Chart: 5Y Breakeven rate
The market (various measures) seems convinced that inflation is going up. I’d spend all day writing this if I linked to everything I see that says this. But still, in bond prices, the evidence is far from overwhelming
Crumbs
The rise of ETFs (which are mainly, but not entirely, passive) is going to end up destroying the buy side of Wall Street. And if the buy side is gone, the sell side is in trouble.
Wrap
Reversal of reflation trade seen today. NDX strong performer, and bonds. Driven by a dismal rollout of vaccine in Europe, and some new lockdowns. They may well be right. The market has changed its mind about deflation.
The SLR changes are having an impact on the demand for bonds. There are mutterings that this is likely to be a temporary reversal, but with TSLA rallying 6% on an analysis by a party (ARK) that are both talking their book, and have no credibility, it’s dangerous to act on that.
Commodities have had a tremendous run over the last six months, with the exception of natural gas and precious metals. Today the price movement was mixed, but no pickup in silver or gold, in spite of a lot of tweets predicting a silver breakout.
Turkish Lira took a huge dive as another central bank governor was sacked by Erdogan. Other currency movement was muted. DXY was down 20bp. Not material.
Thoughts
I was reading about Danone the other day. The CEO has been forced out, although I doubt if he’ll have to go on the dole. The guy is known for his focus on environmental matters, but the commentator said that his mistake was to spend too little on advertising. The assumption was that products didn’t matter much for profits, but if you stopped adverting, you’d lose money. It got me thinking that the same goes for stocks. Tesla is exhibit A, but there are plenty of others. The SPAC crowd understand this.
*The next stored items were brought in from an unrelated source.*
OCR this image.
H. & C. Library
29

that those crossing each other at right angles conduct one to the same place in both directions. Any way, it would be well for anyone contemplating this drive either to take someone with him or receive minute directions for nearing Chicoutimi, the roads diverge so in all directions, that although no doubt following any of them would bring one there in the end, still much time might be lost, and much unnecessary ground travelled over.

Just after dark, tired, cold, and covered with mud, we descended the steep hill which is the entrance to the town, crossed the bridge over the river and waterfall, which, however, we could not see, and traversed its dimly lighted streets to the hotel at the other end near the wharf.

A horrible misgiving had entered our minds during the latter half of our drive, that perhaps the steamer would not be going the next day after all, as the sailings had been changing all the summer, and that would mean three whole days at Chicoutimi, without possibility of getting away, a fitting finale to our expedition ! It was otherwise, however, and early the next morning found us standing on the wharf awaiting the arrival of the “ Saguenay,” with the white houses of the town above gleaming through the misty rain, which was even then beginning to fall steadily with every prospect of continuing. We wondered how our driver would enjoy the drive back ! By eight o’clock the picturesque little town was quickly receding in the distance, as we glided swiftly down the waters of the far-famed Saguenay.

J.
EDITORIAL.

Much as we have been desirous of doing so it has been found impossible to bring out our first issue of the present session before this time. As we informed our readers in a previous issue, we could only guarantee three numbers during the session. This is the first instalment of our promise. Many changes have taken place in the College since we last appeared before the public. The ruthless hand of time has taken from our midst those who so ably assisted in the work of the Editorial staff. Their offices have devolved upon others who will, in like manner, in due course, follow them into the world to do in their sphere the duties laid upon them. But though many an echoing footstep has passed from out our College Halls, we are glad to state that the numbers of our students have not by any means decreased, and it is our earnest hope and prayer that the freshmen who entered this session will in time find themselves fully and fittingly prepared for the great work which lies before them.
Chamath is a celebrity (admittedly with some industry credentials). A lot of the other stocks have sponsors who don’t have a clue about investing or business, but know very well how to get their picture in the paper (and their interview onto CNBC). It’s a rolling series of bubbles, but if it’s carefully tuned, it can go on practically forever. There are companies that move their ethically dubious business model from country to country, making a lot of money in each from a cookie-cutter operation, until people realize that they’ve been duped. The risk is that we’ll end up with an economy entirely composed of such companies, which doesn’t sound like a good place to live.
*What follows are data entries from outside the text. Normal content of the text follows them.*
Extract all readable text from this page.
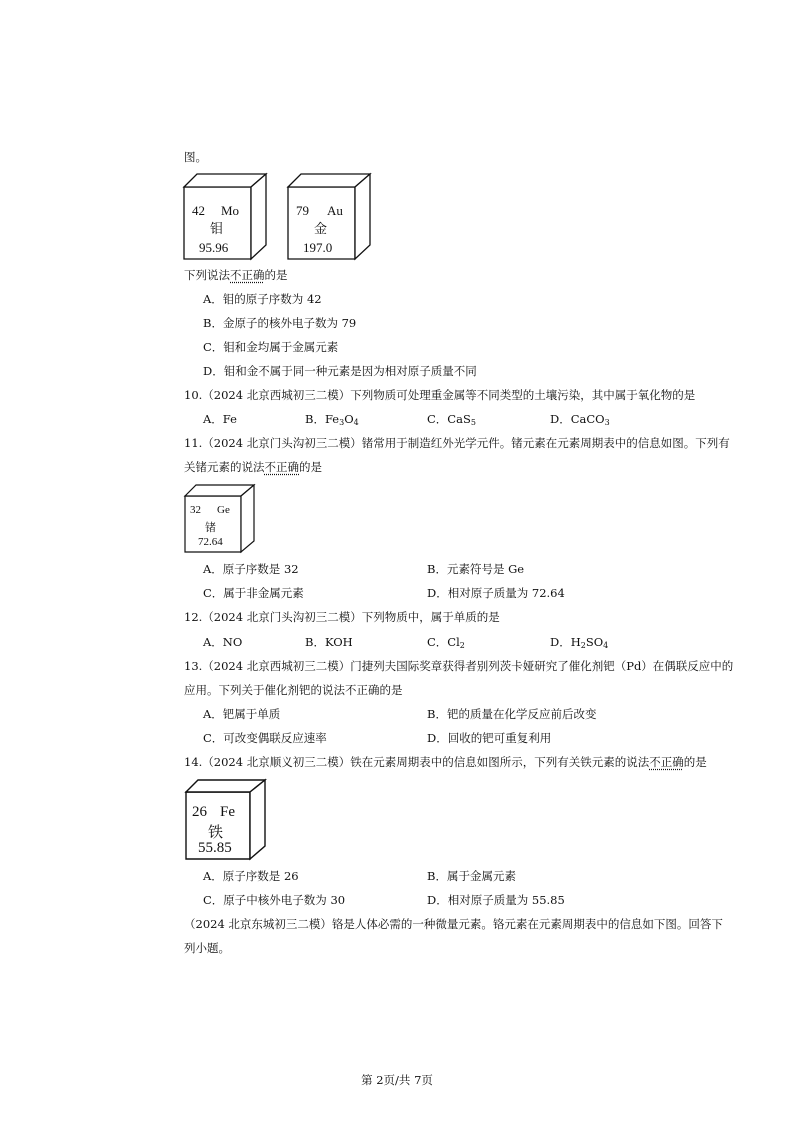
图。
42 Mo
钼
95.96
79 Au
金
197.0
下列说法不正确的是
A．钼的原子序数为 42
B．金原子的核外电子数为 79
C．钼和金均属于金属元素
D．钼和金不属于同一种元素是因为相对原子质量不同
10.（2024 北京西城初三二模）下列物质可处理重金属等不同类型的土壤污染，其中属于氧化物的是
A．Fe	B．$Fe_3O_4$	C．CaS$_5$	D．CaCO$_3$
11.（2024 北京门头沟初三二模）锗常用于制造红外光学元件。锗元素在元素周期表中的信息如图。下列有
关锗元素的说法不正确的是
32 Ge
锗
72.64
A．原子序数是 32	B．元素符号是 Ge
C．属于非金属元素	D．相对原子质量为 72.64
12.（2024 北京门头沟初三二模）下列物质中，属于单质的是
A．NO	B．KOH	C．$Cl_2$	D．$H_2SO_4$
13.（2024 北京西城初三二模）门捷列夫国际奖章获得者别列茨卡娅研究了催化剂钯（Pd）在偶联反应中的
应用。下列关于催化剂钯的说法不正确的是
A．钯属于单质	B．钯的质量在化学反应前后改变
C．可改变偶联反应速率	D．回收的钯可重复利用
14.（2024 北京顺义初三二模）铁在元素周期表中的信息如图所示，下列有关铁元素的说法不正确的是
26 Fe
铁
55.85
A．原子序数是 26	B．属于金属元素
C．原子中核外电子数为 30	D．相对原子质量为 55.85
（2024 北京东城初三二模）铬是人体必需的一种微量元素。铬元素在元素周期表中的信息如下图。回答下
列小题。
第 2页/共 7页
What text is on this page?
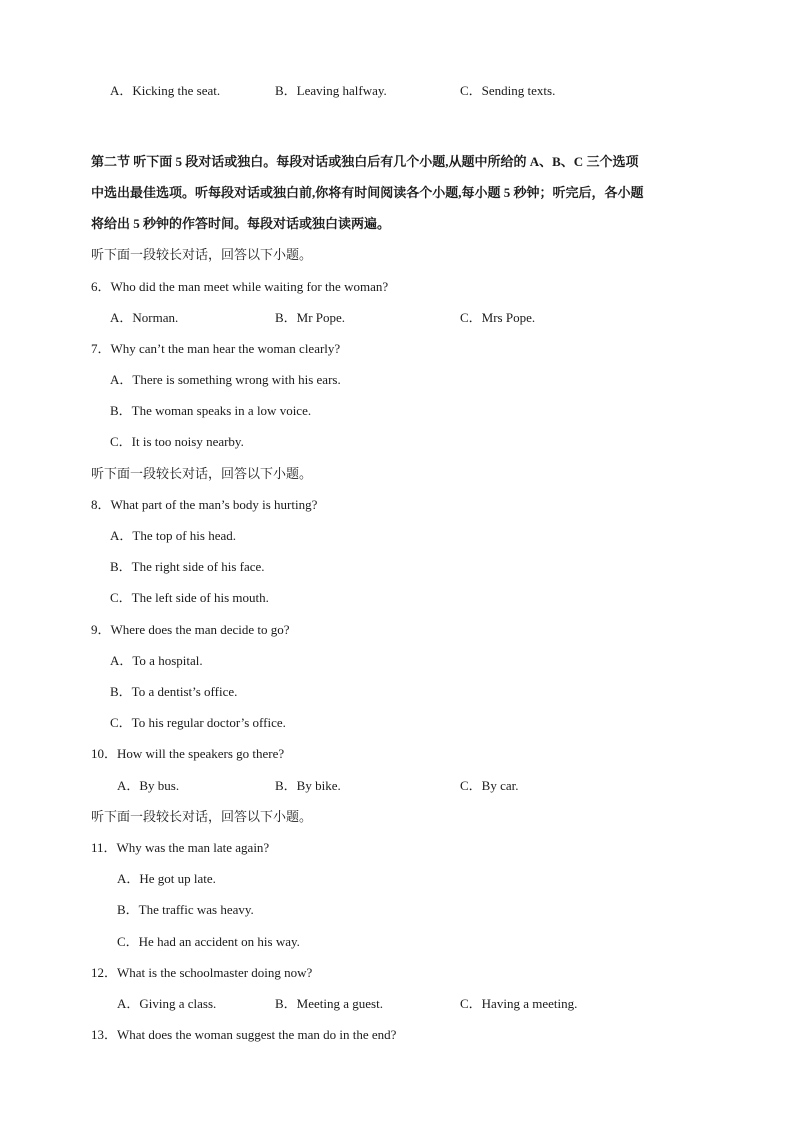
A．Kicking the seat.	B．Leaving halfway.	C．Sending texts.
第二节 听下面 5 段对话或独白。每段对话或独白后有几个小题,从题中所给的 A、B、C 三个选项
中选出最佳选项。听每段对话或独白前,你将有时间阅读各个小题,每小题 5 秒钟；听完后，各小题
将给出 5 秒钟的作答时间。每段对话或独白读两遍。
听下面一段较长对话，回答以下小题。
6．Who did the man meet while waiting for the woman?
A．Norman.	B．Mr Pope.	C．Mrs Pope.
7．Why can’t the man hear the woman clearly?
A．There is something wrong with his ears.
B．The woman speaks in a low voice.
C．It is too noisy nearby.
听下面一段较长对话，回答以下小题。
8．What part of the man’s body is hurting?
A．The top of his head.
B．The right side of his face.
C．The left side of his mouth.
9．Where does the man decide to go?
A．To a hospital.
B．To a dentist’s office.
C．To his regular doctor’s office.
10．How will the speakers go there?
A．By bus.	B．By bike.	C．By car.
听下面一段较长对话，回答以下小题。
11．Why was the man late again?
A．He got up late.
B．The traffic was heavy.
C．He had an accident on his way.
12．What is the schoolmaster doing now?
A．Giving a class.	B．Meeting a guest.	C．Having a meeting.
13．What does the woman suggest the man do in the end?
The damage done by monopolies
This post by Matt Stoller is mind blowing. It clearly demonstrates how corrupt the Obama administration was in enabling the dominance of the FAANG. It references this article, which is first class. It’s been obvious that “vertical search” (like Yellow Pages, aka Yelp) would suffer in competition with Google, but Google actively stuck in a knife and twisted it. Politicians and the FCA were captured by the companies they were supposed to be regulating. It’s a familiar story, but it retains the ability to make me angry.
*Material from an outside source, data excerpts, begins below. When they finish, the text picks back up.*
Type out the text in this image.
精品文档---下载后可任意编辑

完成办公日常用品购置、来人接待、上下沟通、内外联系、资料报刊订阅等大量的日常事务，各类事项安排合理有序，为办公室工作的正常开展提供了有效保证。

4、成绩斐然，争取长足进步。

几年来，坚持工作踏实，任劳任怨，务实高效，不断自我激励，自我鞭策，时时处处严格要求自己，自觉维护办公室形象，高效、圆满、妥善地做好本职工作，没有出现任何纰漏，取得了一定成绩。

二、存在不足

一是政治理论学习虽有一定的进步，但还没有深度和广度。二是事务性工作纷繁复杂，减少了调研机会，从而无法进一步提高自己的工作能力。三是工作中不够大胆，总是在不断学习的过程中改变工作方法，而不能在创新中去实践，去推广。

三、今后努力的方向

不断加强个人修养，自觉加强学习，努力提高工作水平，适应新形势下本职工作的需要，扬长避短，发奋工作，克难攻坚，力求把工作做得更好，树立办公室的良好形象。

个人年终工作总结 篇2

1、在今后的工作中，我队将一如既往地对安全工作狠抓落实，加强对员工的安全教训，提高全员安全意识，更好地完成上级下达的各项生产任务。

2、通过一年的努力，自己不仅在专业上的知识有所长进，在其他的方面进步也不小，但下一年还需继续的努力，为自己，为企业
Investor Amnesia and Meetups
I’m near London. I am not averse to a few drinks. I was wondering with anyone would be interested in setting up a FinTwit group in London once lockdown is over. There are a few of these already, but only in the USA. DM me on Twitter (@francismansell).
Ex-Blackrock exec starts row over value of sustainable investing https://t.co/S9c4TIeNSz
— Reuters Commodities (@ReutersCommods) March 22, 2021
At the end of January there were:
— Billy Bailey (@wrbailey8) March 22, 2021
1.45 million realtors
but only
1.04 million homes for sale which is the lowest since 1982 @WSJ
1/ How it started….. pic.twitter.com/kO2ggQh8UP
— Shill LeBeau (@Lebeaucarnew) March 21, 2021
Thoughts
The world is becoming more international. The web, social media, investing, news, political movements, identity politics, climate change, pandemics, cryptocurrencies, fintech are all global. But our laws are all stuck in nation-state silos, with no global mechanisms for enforcement or dispute resolution. Not only do we not really have international law, to the extent that ordinary citizens can access it, the institutions that might interpret it are subservient to the interests of nation states.
The consequence is that we have extreme variance in inter-country welfare, which are vastly worse than intra-country equality, but national politicians have no remit, or incentives, to reduce them. We just get starvation levels of poverty, desperate people risking their lives and their life savings to cross lines drawn on a map. We salve our conscience by sending bags of surplus grain (themselves a consequence of terrible, distorting agricultural subsidies that benefit rich western landowners) to starving peasants in Africa. No politician ever dares to make the case for a more rational immigration policy.